Dear Ken,
There are many types of fluorescent tubes, all different colors that changes with age. In almost any installation, you can count on finding mixed tubes of variuos vintages.
Depending on how important this photography is, you could test on location before the assignment or get similar tubes and test them in a studio setting. My suggestion is just get close - fillter your flash and do WB for it. Let the background color fall where it wants. If you can, shoot RAW and then you get another chance to color correct in post production.
I could never do that last trick with film.
Stan Patz NYC
[EMAIL PROTECTED] www.PatzImaging.com
Thanks a lot, you guys. It sounds like you're saying a DSLR has no real advantage over a film camera in this regard. I suppose for available florescent light only, white balance replaces the necessity for a CC, FL Day or similar filter, but the addition of flash into the formula eliminates this advantage?
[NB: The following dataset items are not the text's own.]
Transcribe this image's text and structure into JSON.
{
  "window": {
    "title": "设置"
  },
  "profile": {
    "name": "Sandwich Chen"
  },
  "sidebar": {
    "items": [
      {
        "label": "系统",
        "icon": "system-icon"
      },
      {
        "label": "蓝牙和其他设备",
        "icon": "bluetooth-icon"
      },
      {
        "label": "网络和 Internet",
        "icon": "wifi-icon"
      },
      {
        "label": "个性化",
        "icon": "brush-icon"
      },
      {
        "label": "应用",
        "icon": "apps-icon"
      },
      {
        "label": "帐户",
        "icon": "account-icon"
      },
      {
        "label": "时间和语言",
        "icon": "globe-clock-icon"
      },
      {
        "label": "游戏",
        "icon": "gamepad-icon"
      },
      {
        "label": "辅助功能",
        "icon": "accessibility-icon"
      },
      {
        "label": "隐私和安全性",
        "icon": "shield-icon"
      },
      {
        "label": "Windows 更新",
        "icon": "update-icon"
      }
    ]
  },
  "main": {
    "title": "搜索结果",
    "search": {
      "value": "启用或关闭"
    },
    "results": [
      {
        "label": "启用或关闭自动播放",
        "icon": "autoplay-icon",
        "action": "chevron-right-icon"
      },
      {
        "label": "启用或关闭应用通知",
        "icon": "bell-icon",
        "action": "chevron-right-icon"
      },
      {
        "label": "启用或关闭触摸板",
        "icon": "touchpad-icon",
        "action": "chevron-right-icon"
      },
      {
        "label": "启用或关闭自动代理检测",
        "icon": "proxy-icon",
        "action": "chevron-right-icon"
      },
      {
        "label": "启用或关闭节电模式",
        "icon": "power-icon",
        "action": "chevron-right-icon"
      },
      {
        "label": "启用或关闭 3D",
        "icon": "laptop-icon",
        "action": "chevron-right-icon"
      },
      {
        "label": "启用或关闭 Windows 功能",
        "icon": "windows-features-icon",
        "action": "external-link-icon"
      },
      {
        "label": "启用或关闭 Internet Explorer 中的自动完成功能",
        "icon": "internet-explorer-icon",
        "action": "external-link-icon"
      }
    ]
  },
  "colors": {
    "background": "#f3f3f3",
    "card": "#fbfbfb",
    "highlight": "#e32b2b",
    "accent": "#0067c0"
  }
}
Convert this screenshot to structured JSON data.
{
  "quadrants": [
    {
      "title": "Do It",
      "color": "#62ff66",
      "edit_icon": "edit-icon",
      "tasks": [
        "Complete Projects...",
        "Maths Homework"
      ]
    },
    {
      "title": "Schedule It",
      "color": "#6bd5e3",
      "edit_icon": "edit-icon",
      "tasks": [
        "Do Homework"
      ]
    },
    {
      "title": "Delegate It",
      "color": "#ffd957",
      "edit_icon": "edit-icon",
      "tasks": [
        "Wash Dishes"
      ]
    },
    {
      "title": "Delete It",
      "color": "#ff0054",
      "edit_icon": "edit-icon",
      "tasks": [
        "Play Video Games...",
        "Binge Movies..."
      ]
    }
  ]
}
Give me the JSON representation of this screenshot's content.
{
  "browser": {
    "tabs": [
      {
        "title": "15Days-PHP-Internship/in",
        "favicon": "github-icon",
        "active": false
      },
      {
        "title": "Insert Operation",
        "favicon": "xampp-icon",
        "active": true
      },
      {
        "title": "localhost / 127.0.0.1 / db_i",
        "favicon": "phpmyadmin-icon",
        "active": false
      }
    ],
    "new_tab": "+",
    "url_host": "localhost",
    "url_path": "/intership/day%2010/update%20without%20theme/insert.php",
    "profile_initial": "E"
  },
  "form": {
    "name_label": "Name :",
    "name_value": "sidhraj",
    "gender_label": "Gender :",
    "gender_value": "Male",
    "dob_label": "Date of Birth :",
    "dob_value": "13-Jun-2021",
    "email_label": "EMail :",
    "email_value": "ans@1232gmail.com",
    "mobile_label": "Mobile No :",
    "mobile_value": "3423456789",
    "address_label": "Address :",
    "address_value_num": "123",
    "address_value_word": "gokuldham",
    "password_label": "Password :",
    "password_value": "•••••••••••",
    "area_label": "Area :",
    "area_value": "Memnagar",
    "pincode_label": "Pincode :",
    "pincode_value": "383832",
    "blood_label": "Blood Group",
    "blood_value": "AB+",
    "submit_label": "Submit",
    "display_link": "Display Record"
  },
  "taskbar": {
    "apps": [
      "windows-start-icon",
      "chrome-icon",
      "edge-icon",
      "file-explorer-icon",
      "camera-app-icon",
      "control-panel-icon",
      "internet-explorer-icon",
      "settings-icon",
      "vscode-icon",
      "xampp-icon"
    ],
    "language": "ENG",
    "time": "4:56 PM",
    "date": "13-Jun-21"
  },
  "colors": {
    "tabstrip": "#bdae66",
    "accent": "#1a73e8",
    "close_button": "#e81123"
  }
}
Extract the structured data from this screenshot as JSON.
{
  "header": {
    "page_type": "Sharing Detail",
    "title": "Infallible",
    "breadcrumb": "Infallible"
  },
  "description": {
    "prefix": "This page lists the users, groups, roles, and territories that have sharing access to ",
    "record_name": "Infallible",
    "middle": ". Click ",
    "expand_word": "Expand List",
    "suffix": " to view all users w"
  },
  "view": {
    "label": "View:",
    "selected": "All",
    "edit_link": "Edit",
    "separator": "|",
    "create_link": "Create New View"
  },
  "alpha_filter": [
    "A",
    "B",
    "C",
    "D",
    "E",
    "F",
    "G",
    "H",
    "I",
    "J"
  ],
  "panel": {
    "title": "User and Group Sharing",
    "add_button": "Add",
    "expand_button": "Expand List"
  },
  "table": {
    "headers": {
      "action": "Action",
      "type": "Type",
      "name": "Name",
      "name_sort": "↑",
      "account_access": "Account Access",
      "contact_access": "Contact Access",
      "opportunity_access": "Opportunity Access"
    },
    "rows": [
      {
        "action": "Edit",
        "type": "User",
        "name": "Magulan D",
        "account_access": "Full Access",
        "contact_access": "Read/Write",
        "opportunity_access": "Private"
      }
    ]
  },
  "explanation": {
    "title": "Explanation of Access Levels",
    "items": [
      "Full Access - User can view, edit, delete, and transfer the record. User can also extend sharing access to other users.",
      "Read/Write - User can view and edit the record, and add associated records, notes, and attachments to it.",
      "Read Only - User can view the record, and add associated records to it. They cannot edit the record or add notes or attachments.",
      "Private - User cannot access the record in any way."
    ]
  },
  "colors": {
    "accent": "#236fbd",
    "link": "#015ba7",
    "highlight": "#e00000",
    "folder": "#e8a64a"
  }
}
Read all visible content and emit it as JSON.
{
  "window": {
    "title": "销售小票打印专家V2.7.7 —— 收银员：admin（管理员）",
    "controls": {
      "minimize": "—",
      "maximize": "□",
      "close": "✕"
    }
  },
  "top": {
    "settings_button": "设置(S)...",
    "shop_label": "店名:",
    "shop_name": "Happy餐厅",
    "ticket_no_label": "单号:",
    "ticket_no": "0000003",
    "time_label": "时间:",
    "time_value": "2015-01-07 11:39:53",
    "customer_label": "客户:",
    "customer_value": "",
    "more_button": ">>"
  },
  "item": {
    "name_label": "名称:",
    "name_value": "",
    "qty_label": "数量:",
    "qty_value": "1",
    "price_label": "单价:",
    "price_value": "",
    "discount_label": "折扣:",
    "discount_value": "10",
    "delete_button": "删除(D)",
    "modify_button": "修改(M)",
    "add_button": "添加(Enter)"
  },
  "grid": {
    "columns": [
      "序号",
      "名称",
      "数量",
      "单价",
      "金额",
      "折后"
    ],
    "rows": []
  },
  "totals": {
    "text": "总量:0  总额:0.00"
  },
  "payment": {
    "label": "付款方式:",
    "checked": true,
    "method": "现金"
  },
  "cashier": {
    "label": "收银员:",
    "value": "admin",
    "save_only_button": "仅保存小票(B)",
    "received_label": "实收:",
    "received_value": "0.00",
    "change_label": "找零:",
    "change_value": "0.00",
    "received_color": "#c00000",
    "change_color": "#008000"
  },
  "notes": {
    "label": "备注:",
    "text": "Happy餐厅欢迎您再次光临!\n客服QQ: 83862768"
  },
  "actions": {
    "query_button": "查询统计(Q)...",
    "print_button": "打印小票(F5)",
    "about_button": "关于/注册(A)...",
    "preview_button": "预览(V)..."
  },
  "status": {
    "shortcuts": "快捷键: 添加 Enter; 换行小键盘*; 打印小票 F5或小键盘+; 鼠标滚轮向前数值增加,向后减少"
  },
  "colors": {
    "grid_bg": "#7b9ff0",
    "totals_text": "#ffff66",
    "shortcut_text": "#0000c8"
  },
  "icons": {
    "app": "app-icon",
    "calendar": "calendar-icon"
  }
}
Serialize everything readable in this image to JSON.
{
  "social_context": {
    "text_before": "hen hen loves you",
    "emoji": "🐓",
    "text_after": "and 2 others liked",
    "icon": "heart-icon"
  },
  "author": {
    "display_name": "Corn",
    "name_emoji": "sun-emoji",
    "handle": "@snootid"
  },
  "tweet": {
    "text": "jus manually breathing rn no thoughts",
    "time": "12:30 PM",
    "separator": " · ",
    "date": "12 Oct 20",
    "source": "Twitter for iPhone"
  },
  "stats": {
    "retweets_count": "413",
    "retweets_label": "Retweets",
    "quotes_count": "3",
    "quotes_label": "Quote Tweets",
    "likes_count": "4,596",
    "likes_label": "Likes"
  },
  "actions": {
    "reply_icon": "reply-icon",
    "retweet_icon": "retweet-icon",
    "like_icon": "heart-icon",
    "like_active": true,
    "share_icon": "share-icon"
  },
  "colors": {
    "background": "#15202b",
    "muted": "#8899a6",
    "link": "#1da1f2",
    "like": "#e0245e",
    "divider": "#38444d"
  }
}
I had indeed thought of overpowering the ambient FL light with flash, but it seems to me that would require more powerful light, such as studio strobes or something similar. Not always feasible with location shooting. But filtering the source I had never thought of! Probably not practical in this one room, as there are probably 16 8-foot bulbs or so, all about 20 feet up.
Filtering the flash to *match*, rather than counter (magenta) the ambient light is a new idea to me too. Makes sense and I might try it, although if it isn't an exact match I see new problems arising. Without owning a colorimeter, do you know if there is data on florescent bulbs that would guide one in selecting filtration?
Ken
At 01:00 PM 4/9/2005, you wrote:
As an alternative, you could filter the fluorescent lights. Rosco also sells magenta tubes that you can put over the fluorescent tubes to "convert" them to daylight.
I think you'd be better off trying to bring all the sources to near-daylight than to try to convert your flash to match the fluorescents. Harder on-site, but much easier from that point on.
You could also overpower the ambient light by using lots of powerful flash. Once the ambient light is 2 or 3 stops darker than the flash illumination, it will be relatively inconsequential.
Mr. Bill
Stan Patz wrote:
To Ken and the group,
Shooting flash against fluorescent is a classic problem with no easy solution. I often come across it when photgraphing interiors.
I cannot advise you how to use your G2, but if you want to record some of the ambient fluorescent light, I suggest you filter the flash. Put something like a 30CC green over your flash. This is available as an inexpensive "gel" from various manufacturers like Rosco and Lee. If you have a small strobe, you might be able to cover the head with a "swatch" from the manufacturer's sample book.